Is America Exporting a Huge Environmental Problem?

"Everywhere there's space -- empty lots, swampy areas -- they'll throw the cathode-ray tubes, the computer carcasses, the plastic housings and routinely set them ablaze," Puckett said.

Puckett says his group saw dusty warehouses piled high with computers and components exported from the United States and Europe, supposedly bought for Nigerians to fix and use.

According to Puckett, however, "About 75 percent of what they were receiving was not repairable, not usable and was simply dumped and burned in the landfills of Africa."

That's what's happening to many of the old computers we get rid of. They're sent overseas. We're simply exporting a huge environmental problem.

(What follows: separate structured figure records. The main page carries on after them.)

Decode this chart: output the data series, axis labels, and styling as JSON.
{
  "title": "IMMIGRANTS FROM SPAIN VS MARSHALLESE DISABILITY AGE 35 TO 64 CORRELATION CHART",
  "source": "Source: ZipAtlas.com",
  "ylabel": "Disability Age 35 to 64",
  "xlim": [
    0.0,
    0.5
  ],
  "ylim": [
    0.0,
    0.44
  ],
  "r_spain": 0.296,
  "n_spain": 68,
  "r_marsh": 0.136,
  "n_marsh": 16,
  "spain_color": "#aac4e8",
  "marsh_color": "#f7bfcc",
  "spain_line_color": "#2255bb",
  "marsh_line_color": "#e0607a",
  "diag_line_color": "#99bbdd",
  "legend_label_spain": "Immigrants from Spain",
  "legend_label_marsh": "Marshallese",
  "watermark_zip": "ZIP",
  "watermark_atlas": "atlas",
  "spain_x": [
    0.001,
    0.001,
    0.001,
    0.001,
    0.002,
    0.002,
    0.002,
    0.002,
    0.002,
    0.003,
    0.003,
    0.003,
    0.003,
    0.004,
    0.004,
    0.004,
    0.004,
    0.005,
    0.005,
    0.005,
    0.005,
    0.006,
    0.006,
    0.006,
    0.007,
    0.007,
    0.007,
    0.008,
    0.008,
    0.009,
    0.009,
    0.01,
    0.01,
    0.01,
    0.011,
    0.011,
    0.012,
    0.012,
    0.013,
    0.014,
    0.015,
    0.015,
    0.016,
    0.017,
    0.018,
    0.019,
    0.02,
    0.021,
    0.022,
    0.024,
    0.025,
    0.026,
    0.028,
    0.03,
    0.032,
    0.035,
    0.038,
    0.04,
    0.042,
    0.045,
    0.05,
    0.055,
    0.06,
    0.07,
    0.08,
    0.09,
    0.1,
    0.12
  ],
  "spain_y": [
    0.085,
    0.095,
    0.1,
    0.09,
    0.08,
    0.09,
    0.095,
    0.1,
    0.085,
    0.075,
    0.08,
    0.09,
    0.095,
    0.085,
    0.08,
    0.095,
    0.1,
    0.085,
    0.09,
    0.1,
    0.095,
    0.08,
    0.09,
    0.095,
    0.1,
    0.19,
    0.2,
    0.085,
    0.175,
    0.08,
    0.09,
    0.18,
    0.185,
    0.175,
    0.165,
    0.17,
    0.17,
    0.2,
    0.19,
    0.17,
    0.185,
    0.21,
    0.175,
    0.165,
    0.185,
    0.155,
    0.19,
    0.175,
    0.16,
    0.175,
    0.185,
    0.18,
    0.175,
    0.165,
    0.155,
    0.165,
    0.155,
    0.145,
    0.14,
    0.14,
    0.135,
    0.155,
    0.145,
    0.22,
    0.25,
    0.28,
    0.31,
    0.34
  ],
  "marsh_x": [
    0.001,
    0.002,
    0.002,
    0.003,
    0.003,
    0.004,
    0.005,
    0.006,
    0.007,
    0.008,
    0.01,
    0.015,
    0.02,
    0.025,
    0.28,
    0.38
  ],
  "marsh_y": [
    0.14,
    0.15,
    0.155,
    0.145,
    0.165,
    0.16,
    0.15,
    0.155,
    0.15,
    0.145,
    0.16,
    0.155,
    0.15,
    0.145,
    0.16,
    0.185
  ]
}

"The recyclers that are shipping over there certainly know what's going on, and it's good business," said Lauren Roman, an electronics recycler and an expert on the hazardous chemicals found in household electronics.

Still, some recycling brokers "20/20" talked to insisted that sending the machines abroad helped get computers into the hands of societies that need them.

Roman disagrees with that. She said lots of companies should call themselves waste exporters instead of recyclers. And she showed "20/20" just how easy it is to pass yourself off as a responsible recycler.

You can simply print out a certificate declaring yourself an Environmental Protection Agency-certified recycler.

It's that simple, according to Roman, "because there's no such thing, but you can claim it because most of the recyclers out there are."

Personal Data Often Remains on Discarded Computers

And there's one more thing you should worry about when you throw out your old computer. Call it dirty little secret No. 3. And this one affects you very personally.

Everything that's been on your computer's hard drive -- unless you know how to wipe it clean -- is still there. And it will be there if you donate it to charity, or give it to a friend, or throw it out or recycle it.

When Puckett's group was in Nigeria, they bought hard drives that they discovered had a wealth of private information on them.

"One of these hard drives had documents from the Wisconsin Department of Health and Family services, another from the World Bank. So even if you are not concerned about the environment, you should be concerned about your very, very private data," he said.

But there are some solutions to the mounting e-waste problem. Let's start with hard drives. One good way to trash your hard drive is literally to trash your hard drive. Smash it by taking a hammer to it.

There are also less barbaric ways, especially if you want someone else to be able to use it. There are programs you can buy or download that will truly get rid of everything.

The growing recycling problem is a bit more complicated. Roman and other advocates say we should do with computers and television monitors and fax machines what we do with soda pop bottles or cans: Pay a fee up front that is returnable to you when you get rid of your electronics properly.

Roman says Europe is far ahead of the United States in this regard. Indeed, in Europe it is the manufacturers who are responsible for taking back and properly recycling old computers.

Here's the bottom line: Now that you know you can't -- or at least you shouldn't -- ignore this problem, don't throw out your computers. Look into participating in -- or starting a community-based electronics recycling drive.